Ne Cumhurbaşkanı, ne YSK, ne de Meclis erteleyebilir
AKP’nin YSK eliyle seçimi ertelemeye soyunabileceğini ifade eden Kazan, YSK’nin deprem nedeniyle oluşan koşulları öne sürebileceğini ve erteleme kararını Meclis’e verme girişiminde bulunabileceğini söyledi. Kazan, “Nasıl mühürsüz oyları geçerli saymak gibi yasanın apaçık kurallarını çiğneyip mühürsüz oyları geçerli saydıysa, nasıl ki İstanbul seçimlerini inanılmaz bir biçimde iptal ettiyse burada da ‘öyle bir karar verir’ diye düşünülüyor. Oysa YSK’ya düşen görevler var. Nedir bu görevler? Seçimlerin temel hükümlerine dair 298 Sayılı Yasası’nın 14’üncü maddesine göre; deprem nedeniyle etkilenen 13 milyon içinde yer alan seçmenin bulunduğu yerleri tespit ederek, önlemler alması gerekir. Bu koşullar nedeniyle seçimi erteleme gibi bir yetkisi hiçbir şekilde yok. Ne Cumhurbaşkanı, ne YSK, ne de Meclis erteleyebilir” diye vurguladı.
Meşruiyet sorunu çıkar
YSK’nin seçimi en son 18 Haziran’da yapmak zorunda olduğunun altını çizen Kazan, “YSK erteleme kararı verirse o zaman meşruiyet sorunu çıkar” diye belirtti.

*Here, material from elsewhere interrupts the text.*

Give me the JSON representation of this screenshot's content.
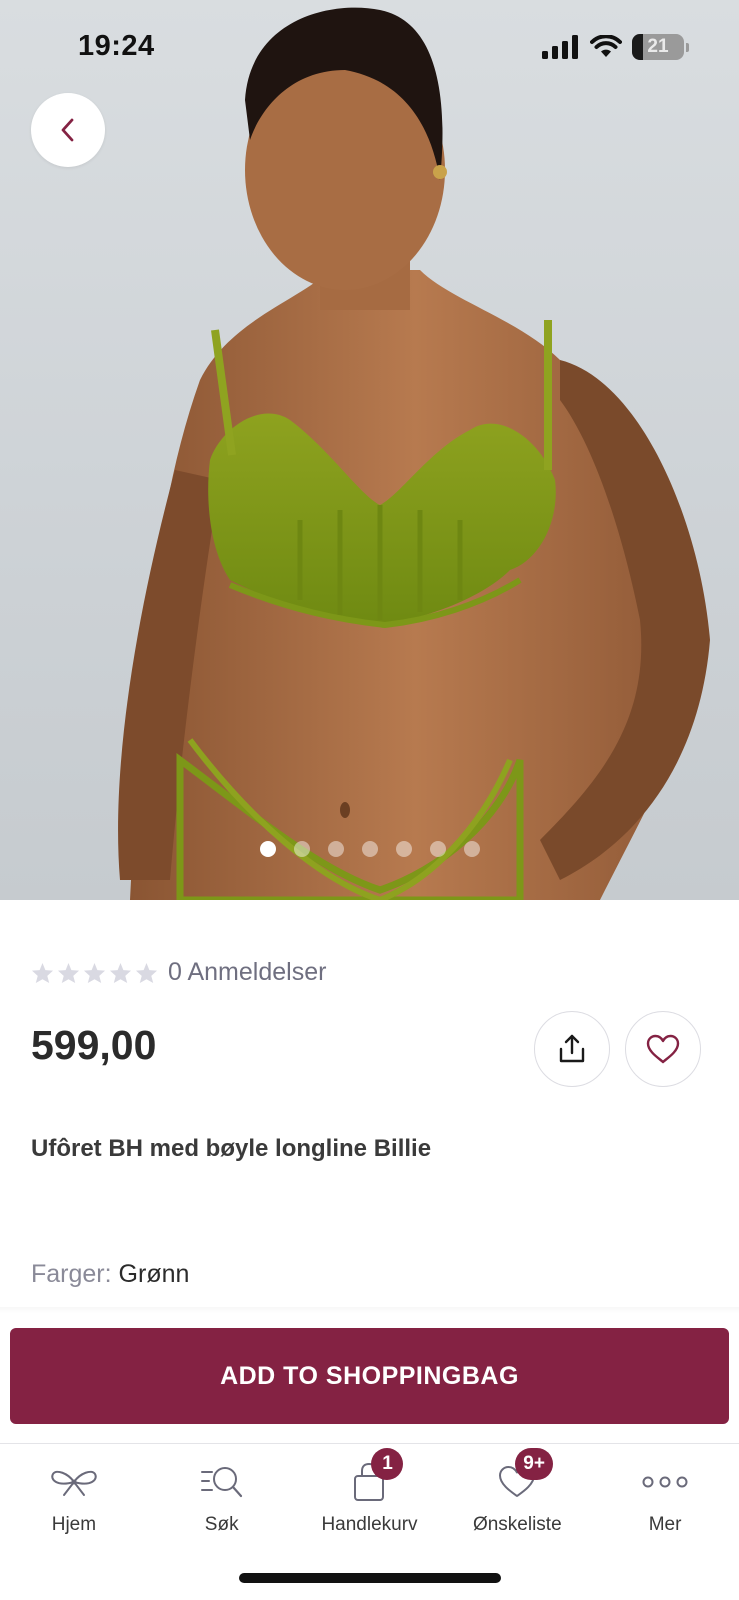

Bu durum ile iktidarın ve YSK’nin meşruluğunun tartışma konusu olacağını belirten Kazan, sözlerini şöyle sürdürdü: “Meşruiyet sorunu başlarsa iktidar olamazsınız. Görevinizi yapamazsınız. YSK ne yapıp edip Türkiye’yi kurtarması gerekir. O nedenle Anayasal sistem içerisinde bir meşruiyet sorununu da bize yaşatmamalı. Eğer olursa yönetim meşruluğu kaybeder. Yönetici bir şekilde ‘darbe yapmış, yönetime el koymuş sayılır.’ O zaman bundan kaçınmak gerekir. Hem Cumhurbaşkanı Erdoğan böyle bir şey düşünmemeli hem AKP hem de YSK böyle bir şey düşünmemelidir. Eğer yapılırsa Türkiye’ye yapılacak kötülüklerin en büyüğü yapılmış olur.”
Muhalefet tepki göstermeli
Toplumsal muhalefetin buna tepki göstermesi gerektiğini ifade eden Kazan, “Böyle bir şeye boyun eğmek, böyle bir şeye rıza göstermek ‘evet olabilir’ demek mümkün değildir” dedi.